Enfin, le dernier indicateur à prendre en compte est le sous-emploi qui concerne les personnes qui travaillent mais souhaiteraient travailler davantage. Il s'agit des personnes en temps partiel involontaire. Celles-ci peuvent parfois être inscrites à Pôle emploi si elles recherchent un autre emploi. Dans cette catégorie on range aussi les personnes en chômage technique ou partiel. Le sous-emploi concerne 1,696 million de personnes en France, dont 1,2 million de femmes.
Les définitions du BIT et de Pôle emploi ne relèvent pas des mêmes logiques. Pour avoir une bonne vision de l'état du marché du travail, il faut croiser plusieurs indicateurs. Le système d'information statistique s'est amélioré ces dernières années avec un effort d'harmonisation des indicateurs entre pays.
Merci pour toutes ces précisions. Depuis quand utilise-t-on en France un double système : l'enquête Emploi de l'Insee et les statistiques établies par Pôle emploi ? Pourquoi avoir fait ce choix alors que la définition du BIT existait déjà ? Est-ce une spécificité française ?
Pouvez-vous nous donner des précisions sur le panel du BIT ? Enfin, on a constaté des bugs dans le passé avec les chiffres de Pôle emploi. Les chiffres de l'Insee sont-ils plus fiables ?
Je ne sais pas de quand datent les définitions que l'on utilise en France. La définition du BIT a été élaborée en 1982 et s'est généralisée. Tous les pays collectent des données administratives sur le chômage : celles-ci proviennent du suivi des chômeurs et sont publiées parallèlement aux chiffres élaborés selon la définition du BIT, que les pays européens ont l'obligation de fournir.

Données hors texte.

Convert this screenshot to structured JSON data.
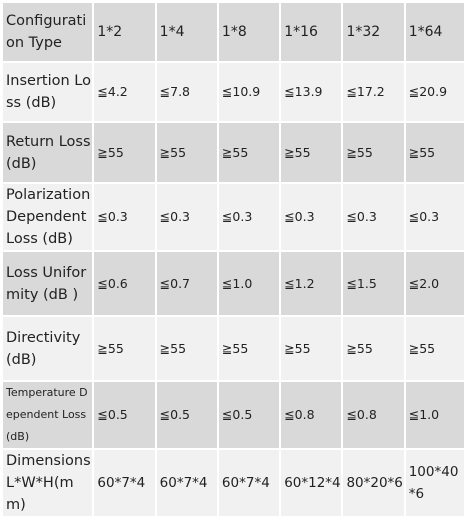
{
  "table": {
    "header": {
      "label": "Configuration Type",
      "values": [
        "1*2",
        "1*4",
        "1*8",
        "1*16",
        "1*32",
        "1*64"
      ]
    },
    "rows": [
      {
        "label": "Insertion Loss (dB)",
        "values": [
          "≦4.2",
          "≦7.8",
          "≦10.9",
          "≦13.9",
          "≦17.2",
          "≦20.9"
        ]
      },
      {
        "label": "Return Loss (dB)",
        "values": [
          "≧55",
          "≧55",
          "≧55",
          "≧55",
          "≧55",
          "≧55"
        ]
      },
      {
        "label": "Polarization Dependent Loss (dB)",
        "values": [
          "≦0.3",
          "≦0.3",
          "≦0.3",
          "≦0.3",
          "≦0.3",
          "≦0.3"
        ]
      },
      {
        "label": "Loss Uniformity (dB )",
        "values": [
          "≦0.6",
          "≦0.7",
          "≦1.0",
          "≦1.2",
          "≦1.5",
          "≦2.0"
        ]
      },
      {
        "label": "Directivity (dB)",
        "values": [
          "≧55",
          "≧55",
          "≧55",
          "≧55",
          "≧55",
          "≧55"
        ]
      },
      {
        "label": "Temperature Dependent Loss (dB)",
        "values": [
          "≦0.5",
          "≦0.5",
          "≦0.5",
          "≦0.8",
          "≦0.8",
          "≦1.0"
        ]
      },
      {
        "label": "Dimensions L*W*H(mm)",
        "values": [
          "60*7*4",
          "60*7*4",
          "60*7*4",
          "60*12*4",
          "80*20*6",
          "100*40*6"
        ]
      }
    ]
  }
}
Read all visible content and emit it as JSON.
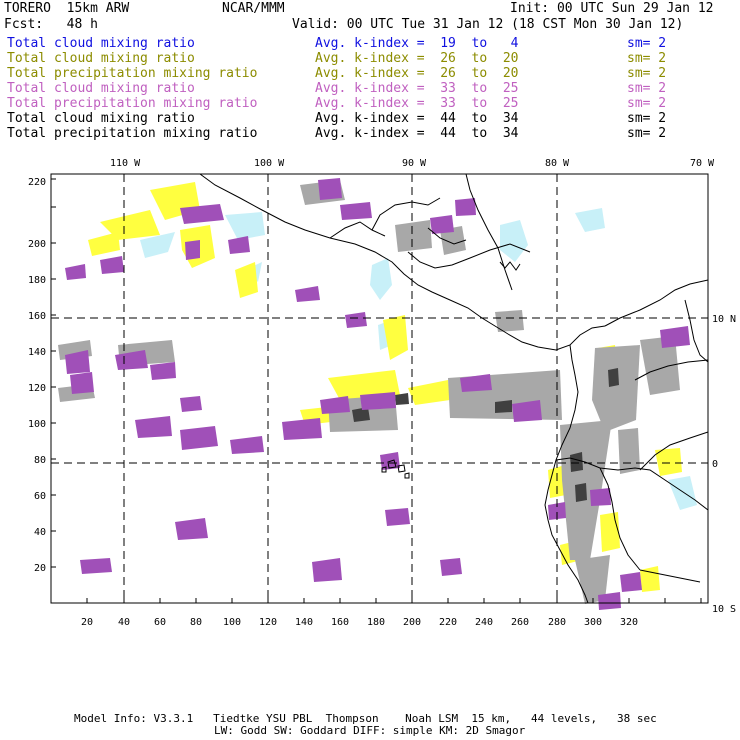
{
  "header": {
    "model": "TORERO  15km ARW",
    "org": "NCAR/MMM",
    "init": "Init: 00 UTC Sun 29 Jan 12",
    "fcst": "Fcst:   48 h",
    "valid": "Valid: 00 UTC Tue 31 Jan 12 (18 CST Mon 30 Jan 12)"
  },
  "legend": [
    {
      "field": "Total cloud mixing ratio",
      "kindex": "Avg. k-index =  19  to   4",
      "sm": "sm= 2",
      "color": "#1010e0"
    },
    {
      "field": "Total cloud mixing ratio",
      "kindex": "Avg. k-index =  26  to  20",
      "sm": "sm= 2",
      "color": "#8c8c00"
    },
    {
      "field": "Total precipitation mixing ratio",
      "kindex": "Avg. k-index =  26  to  20",
      "sm": "sm= 2",
      "color": "#8c8c00"
    },
    {
      "field": "Total cloud mixing ratio",
      "kindex": "Avg. k-index =  33  to  25",
      "sm": "sm= 2",
      "color": "#c060c0"
    },
    {
      "field": "Total precipitation mixing ratio",
      "kindex": "Avg. k-index =  33  to  25",
      "sm": "sm= 2",
      "color": "#c060c0"
    },
    {
      "field": "Total cloud mixing ratio",
      "kindex": "Avg. k-index =  44  to  34",
      "sm": "sm= 2",
      "color": "#000000"
    },
    {
      "field": "Total precipitation mixing ratio",
      "kindex": "Avg. k-index =  44  to  34",
      "sm": "sm= 2",
      "color": "#000000"
    }
  ],
  "map": {
    "lon_labels": [
      "110 W",
      "100 W",
      "90 W",
      "80 W",
      "70 W"
    ],
    "lat_labels": [
      "10 N",
      "0",
      "10 S"
    ],
    "y_ticks": [
      "20",
      "40",
      "60",
      "80",
      "100",
      "120",
      "140",
      "160",
      "180",
      "200",
      "220"
    ],
    "x_ticks": [
      "20",
      "40",
      "60",
      "80",
      "100",
      "120",
      "140",
      "160",
      "180",
      "200",
      "220",
      "240",
      "260",
      "280",
      "300",
      "320"
    ],
    "colors": {
      "cyan": "#c8f0f8",
      "yellow": "#ffff40",
      "purple": "#a050b8",
      "gray": "#a8a8a8",
      "dark": "#404040"
    }
  },
  "footer": {
    "line1": "Model Info: V3.3.1   Tiedtke YSU PBL  Thompson    Noah LSM  15 km,   44 levels,   38 sec",
    "line2": "LW: Godd SW: Goddard DIFF: simple KM: 2D Smagor"
  }
}
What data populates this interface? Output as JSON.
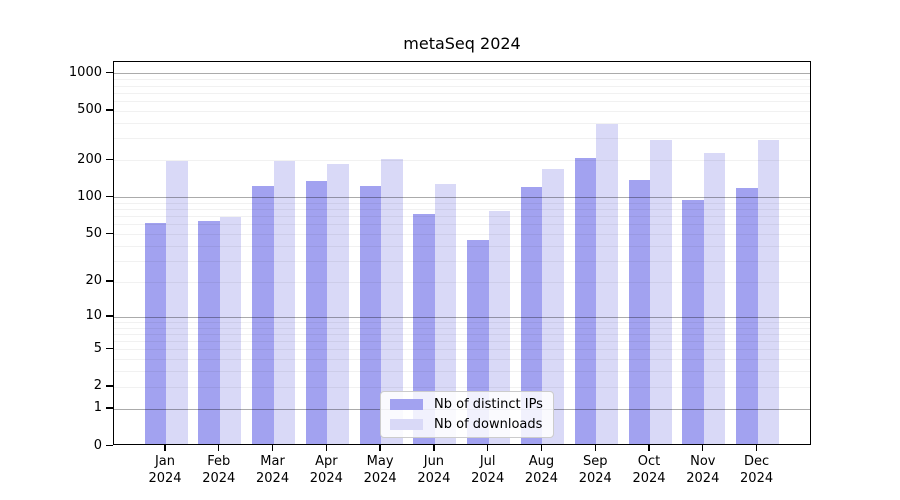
{
  "title": "metaSeq 2024",
  "chart_data": {
    "type": "bar",
    "title": "metaSeq 2024",
    "categories": [
      "Jan",
      "Feb",
      "Mar",
      "Apr",
      "May",
      "Jun",
      "Jul",
      "Aug",
      "Sep",
      "Oct",
      "Nov",
      "Dec"
    ],
    "year_label": "2024",
    "series": [
      {
        "name": "Nb of distinct IPs",
        "color": "#a2a2f0",
        "values": [
          59,
          61,
          119,
          130,
          118,
          70,
          43,
          117,
          201,
          132,
          92,
          115
        ]
      },
      {
        "name": "Nb of downloads",
        "color": "#d9d9f7",
        "values": [
          190,
          66,
          188,
          180,
          195,
          123,
          74,
          164,
          379,
          281,
          219,
          280
        ]
      }
    ],
    "xlabel": "",
    "ylabel": "",
    "yscale": "log1p",
    "yticks": [
      0,
      1,
      2,
      5,
      10,
      20,
      50,
      100,
      200,
      500,
      1000
    ],
    "ylim": [
      0,
      1100
    ],
    "grid": true,
    "legend_position": "inside-bottom-center"
  }
}
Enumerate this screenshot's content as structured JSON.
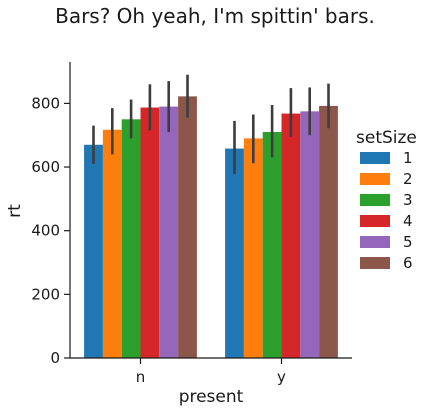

L'enquête Emploi se base sur un échantillon de 67 000 ménages qui sont interrogés chaque trimestre pendant 18 mois, de telle sorte que le panel soit continûment renouvelé. Cette méthode correspond aux standards en la matière. Il n'y a pas de doute sur sa fiabilité. On peut juste regretter l'impossibilité de procéder à des études à un niveau trop fin, mais l'Insee ne publie pas des enquêtes en-dessous d'un certain seuil. En 2003, l'enquête Emploi, qui était annuelle, est devenue continue, tous les trimestres. Cela a entraîné un choc provisoire, l'Insee a dû adapter ses méthodes. Les choses sont désormais réglées. Les bugs dans les chiffres de Pôle emploi sont dus à l'utilisation de données administratives, dépendantes, par nature, de critères fixés par l'administration, de leur révision, ou de problèmes techniques à l'occasion de l'actualisation des situations personnelles par les demandeurs d'emploi, comme cela s'est produit récemment. Les bugs concernent les données administratives, non les enquêtes statistiques établies selon une méthode éprouvée et stable.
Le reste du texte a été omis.